L’arte può diventare relax? Sì, e ne è a conoscenza chi visita musei e gallerie, eppure esiste, parallelamente, una forma diversa, ma che può distendere molto la mente: quella delle mostre immersive. Di che cosa si tratta? L’idea arriva dall’estero, ma si è diffusa da alcuni anni nel nostro Paese. Capofila è sicuramente la capitale, Roma, o Milano, se pensiamo a spazi come il Mudec o la Fabbrica del Vapore, sempre in prima linea sul tema, e autori rappresentati che spaziano da Magritte a Klimt.
Scendendo lungo lo stivale ritroviamo tanti esempi di queste proiezioni a 360 gradi dei dipinti che, seppur non presenti fisicamente, avvolgono il pubblico in un gioco di luci affascinante, con la possibilità di cimentarsi in viaggi di realtà virtuale magari nello studio dell’artista di turno o al centro di un’opera. Un’innovazione che diventa ancora più suggestiva se, un po’ quasi per contrasto, si unisce alla tradizione, e a contesti antichi e ricercati, come luoghi antichi.
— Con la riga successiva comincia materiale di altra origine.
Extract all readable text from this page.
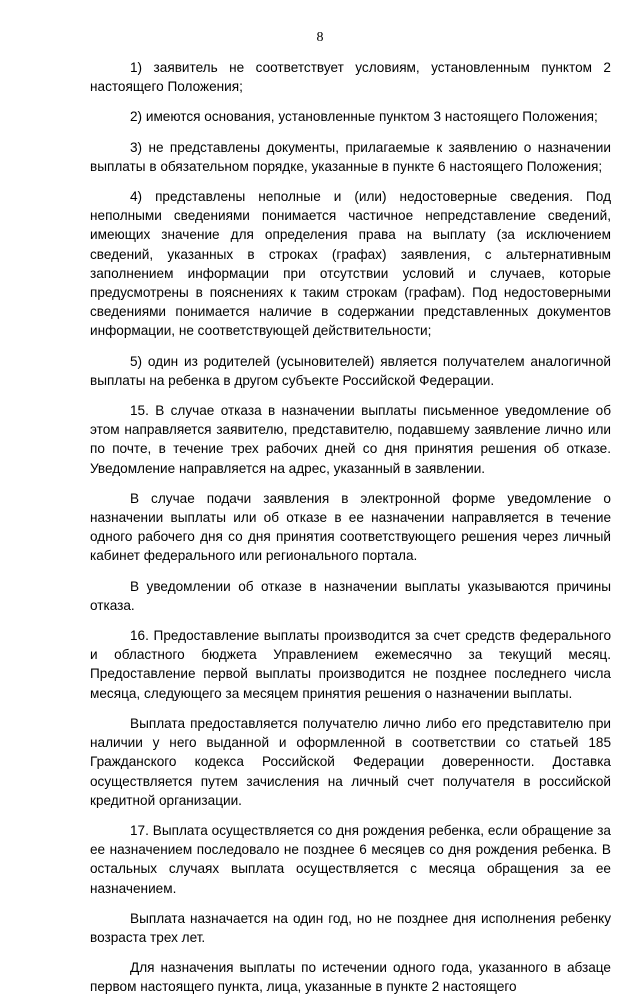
8

1) заявитель не соответствует условиям, установленным пунктом 2 настоящего Положения;

2) имеются основания, установленные пунктом 3 настоящего Положения;

3) не представлены документы, прилагаемые к заявлению о назначении выплаты в обязательном порядке, указанные в пункте 6 настоящего Положения;

4) представлены неполные и (или) недостоверные сведения. Под неполными сведениями понимается частичное непредставление сведений, имеющих значение для определения права на выплату (за исключением сведений, указанных в строках (графах) заявления, с альтернативным заполнением информации при отсутствии условий и случаев, которые предусмотрены в пояснениях к таким строкам (графам). Под недостоверными сведениями понимается наличие в содержании представленных документов информации, не соответствующей действительности;

5) один из родителей (усыновителей) является получателем аналогичной выплаты на ребенка в другом субъекте Российской Федерации.

15. В случае отказа в назначении выплаты письменное уведомление об этом направляется заявителю, представителю, подавшему заявление лично или по почте, в течение трех рабочих дней со дня принятия решения об отказе. Уведомление направляется на адрес, указанный в заявлении.

В случае подачи заявления в электронной форме уведомление о назначении выплаты или об отказе в ее назначении направляется в течение одного рабочего дня со дня принятия соответствующего решения через личный кабинет федерального или регионального портала.

В уведомлении об отказе в назначении выплаты указываются причины отказа.

16. Предоставление выплаты производится за счет средств федерального и областного бюджета Управлением ежемесячно за текущий месяц. Предоставление первой выплаты производится не позднее последнего числа месяца, следующего за месяцем принятия решения о назначении выплаты.

Выплата предоставляется получателю лично либо его представителю при наличии у него выданной и оформленной в соответствии со статьей 185 Гражданского кодекса Российской Федерации доверенности. Доставка осуществляется путем зачисления на личный счет получателя в российской кредитной организации.

17. Выплата осуществляется со дня рождения ребенка, если обращение за ее назначением последовало не позднее 6 месяцев со дня рождения ребенка. В остальных случаях выплата осуществляется с месяца обращения за ее назначением.

Выплата назначается на один год, но не позднее дня исполнения ребенку возраста трех лет.

Для назначения выплаты по истечении одного года, указанного в абзаце первом настоящего пункта, лица, указанные в пункте 2 настоящего
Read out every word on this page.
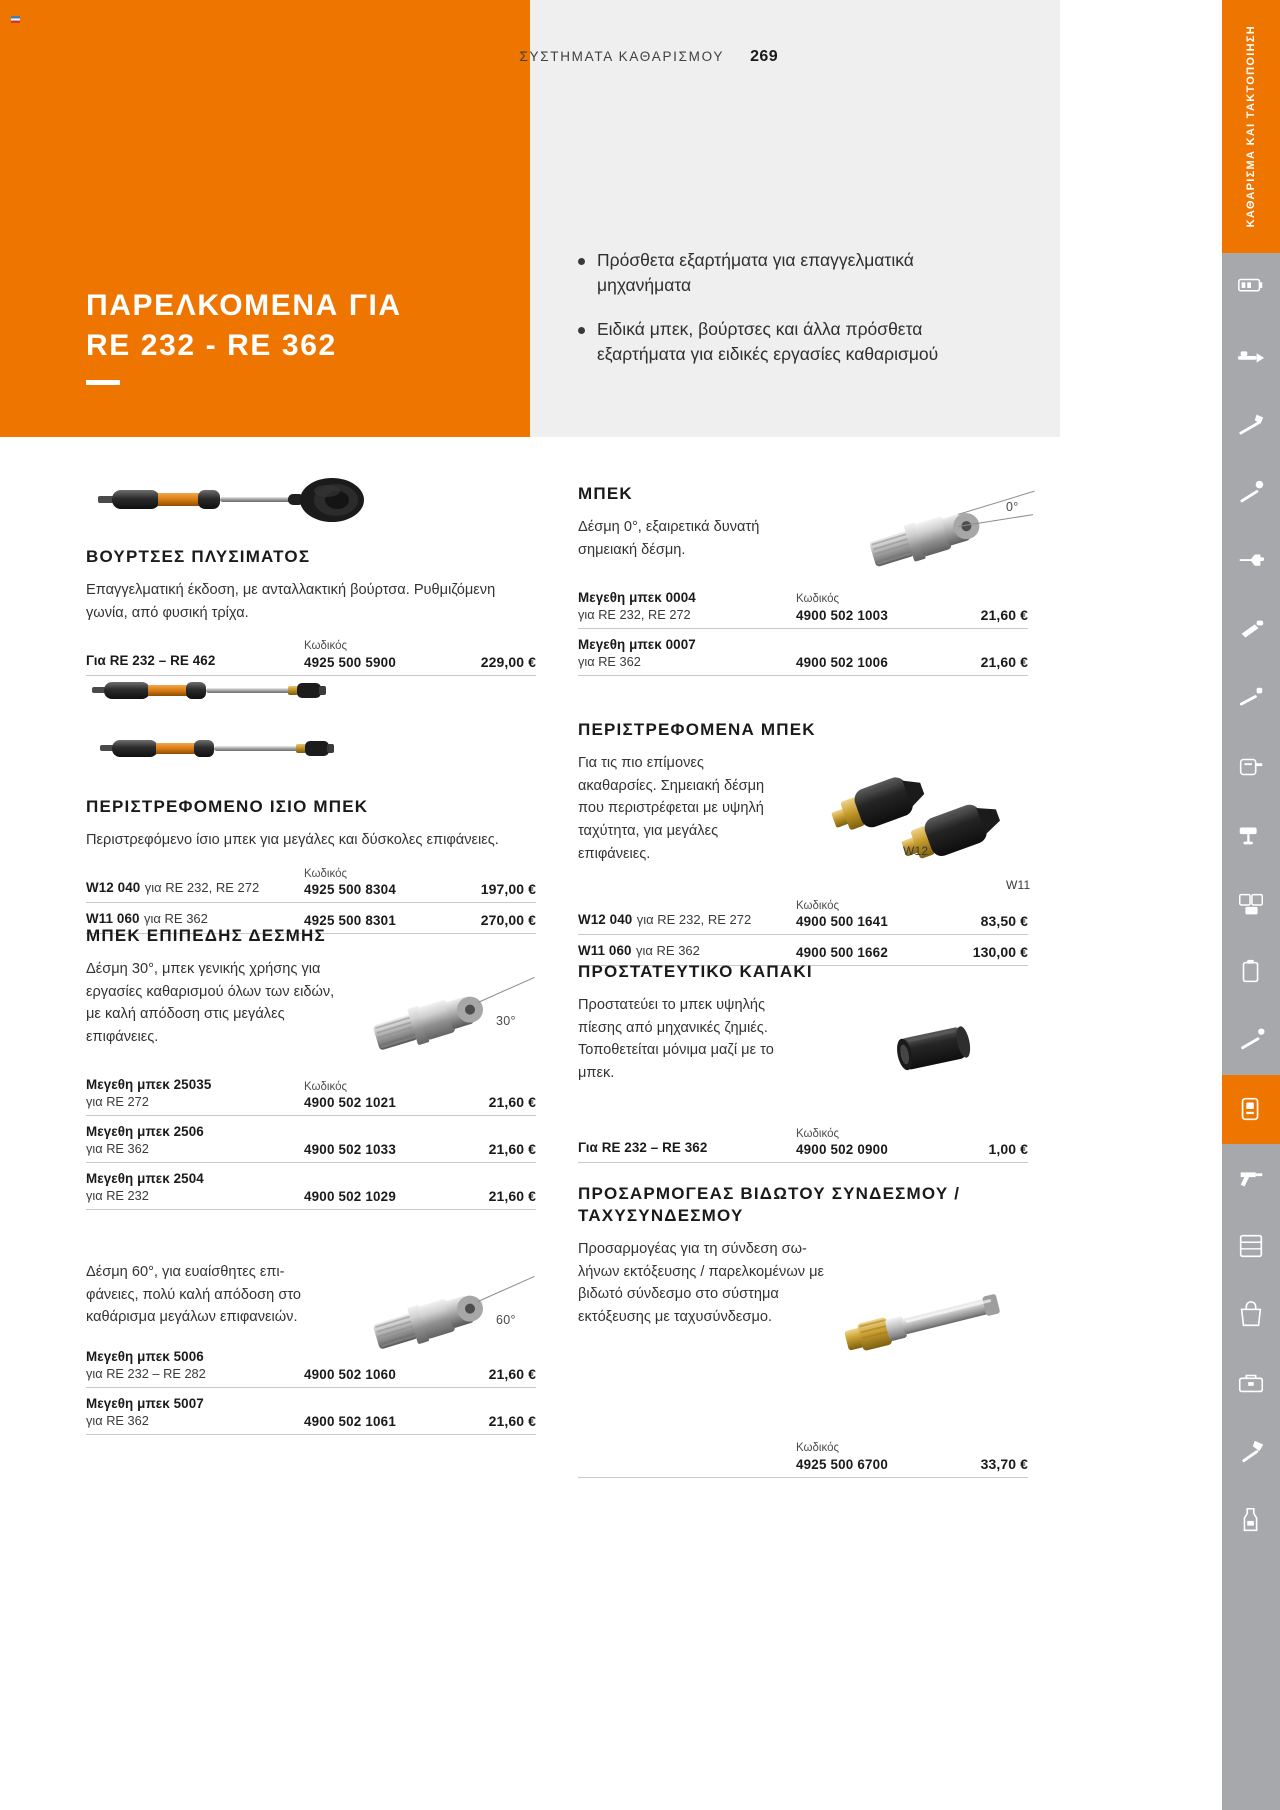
ΠΑΡΕΛΚΟΜΕΝΑ ΓΙΑ
RE 232 - RE 362
ΣΥΣΤΗΜΑΤΑ ΚΑΘΑΡΙΣΜΟΥ 269
Πρόσθετα εξαρτήματα για επαγγελματικά μηχανήματα
Ειδικά μπεκ, βούρτσες και άλλα πρόσθετα εξαρτήματα για ειδικές εργασίες καθαρισμού
ΒΟΥΡΤΣΕΣ ΠΛΥΣΙΜΑΤΟΣ
Επαγγελματική έκδοση, με ανταλλακτική βούρτσα. Ρυθμιζόμενη γωνία, από φυσική τρίχα.
Για RE 232 – RE 462
Κωδικός
4925 500 5900	229,00 €
ΠΕΡΙΣΤΡΕΦΟΜΕΝΟ ΙΣΙΟ ΜΠΕΚ
Περιστρεφόμενο ίσιο μπεκ για μεγάλες και δύσκολες επιφάνειες.
W12 040 για RE 232, RE 272
Κωδικός
4925 500 8304	197,00 €
W11 060 για RE 362	4925 500 8301	270,00 €
ΜΠΕΚ ΕΠΙΠΕΔΗΣ ΔΕΣΜΗΣ
Δέσμη 30°, μπεκ γενικής χρήσης για εργασίες καθαρισμού όλων των ειδών, με καλή απόδοση στις μεγάλες επιφάνειες.
30°
Μεγεθη μπεκ 25035
για RE 272
Κωδικός
4900 502 1021	21,60 €
Μεγεθη μπεκ 2506
για RE 362	4900 502 1033	21,60 €
Μεγεθη μπεκ 2504
για RE 232	4900 502 1029	21,60 €
Δέσμη 60°, για ευαίσθητες επι-φάνειες, πολύ καλή απόδοση στο καθάρισμα μεγάλων επιφανειών.	60°
Μεγεθη μπεκ 5006
για RE 232 – RE 282	4900 502 1060	21,60 €
Μεγεθη μπεκ 5007
για RE 362	4900 502 1061	21,60 €
ΜΠΕΚ
Δέσμη 0°, εξαιρετικά δυνατή σημειακή δέσμη.
0°
Μεγεθη μπεκ 0004
για RE 232, RE 272
Κωδικός
4900 502 1003	21,60 €
Μεγεθη μπεκ 0007
για RE 362	4900 502 1006	21,60 €
ΠΕΡΙΣΤΡΕΦΟΜΕΝΑ ΜΠΕΚ
Για τις πιο επίμονες ακαθαρσίες. Σημειακή δέσμη που περιστρέφεται με υψηλή ταχύτητα, για μεγάλες επιφάνειες.	W12
W11
W12 040 για RE 232, RE 272
Κωδικός
4900 500 1641	83,50 €
W11 060 για RE 362	4900 500 1662	130,00 €
ΠΡΟΣΤΑΤΕΥΤΙΚΟ ΚΑΠΑΚΙ
Προστατεύει το μπεκ υψηλής πίεσης από μηχανικές ζημιές. Τοποθετείται μόνιμα μαζί με το μπεκ.
Για RE 232 – RE 362
Κωδικός
4900 502 0900	1,00 €
ΠΡΟΣΑΡΜΟΓΕΑΣ ΒΙΔΩΤΟΥ ΣΥΝΔΕΣΜΟΥ /ΤΑΧΥΣΥΝΔΕΣΜΟΥ
Προσαρμογέας για τη σύνδεση σω-λήνων εκτόξευσης / παρελκομένων με βιδωτό σύνδεσμο στο σύστημα εκτόξευσης με ταχυσύνδεσμο.
Κωδικός
4925 500 6700	33,70 €
ΚΑΘΑΡΙΣΜΑ ΚΑΙ ΤΑΚΤΟΠΟΙΗΣΗ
È il caso della Chiesa di San Potito, a Napoli (nei pressi del più noto Museo Archeologico Nazionale) dove è stata allestita la “Monet Experience”. Sì perché il titolo, come in altri casi promossi dalla Exhibition Hub, società di Bruxelles specializzata nel settore, suggerisce qualcosa di vissuto in prima persona e che può suscitare grandi emozioni. La scelta del pittore francese è interessante su varie prospettive, tra cui una rappresentazione al femminile, poiché spesso, al centro dei suoi quadri, ci sono tante figure di donne, con istantanee davvero particolari.
E in più occasione i profili ritratti da Monet hanno un nome. Come Camille Doncieux, suo primo grande amore, con cui ha due figli, e che purtroppo viene a mancare anzitempo. In uno dei momenti messi in risalto nel percorso, visitabile fino a fine maggio, c’è lei seduta su una panchina, con un mazzolino di viole in mano.
Ciò che più consente di immergersi letteralmente nella mente e nella storia dell’impressionista è la possibilità di mettersi, come in spiaggia, su una sedia di sdraio e osservare davanti a sé, ai lati, in lato. Oppure passeggiare sul ponte delle famose ninfee. Tanti tasselli che possono apparire distanti dalla collocazione canonica delle creazioni ottocentesche, ma in grado di attirare le nuove generazioni, alla continua ricerca di attività intrise di digitale e di tecnologia, ormai onnipresente.
Staccare dalle scadenze, dagli impegni, da zone conosciute e calcate quotidianamente, per abbandonarsi alle musiche, alle immagini e a un’avvolgente sistema di mappatura e di effetti speciali. E vivere l’esperienza sensoriale in un gioiello architettonico appena riaperto all’esterno. Una mostra per tutte le età, senza vincoli né alcun bisogno di conoscenze pregresse, ma semplicemente per crearsi qualche ora di libertà, necessaria in qualunque percorso di leadership o professionale.
Per un 2022 all’insegna del giusto riposo, evitando il burnout, l’affaticamento da stress con conseguente crollo fisico e psicologico, che durante i lockdown ha colpito soprattutto le donne. E l’immersione in scenari così di pace e serenità può essere davvero catartica.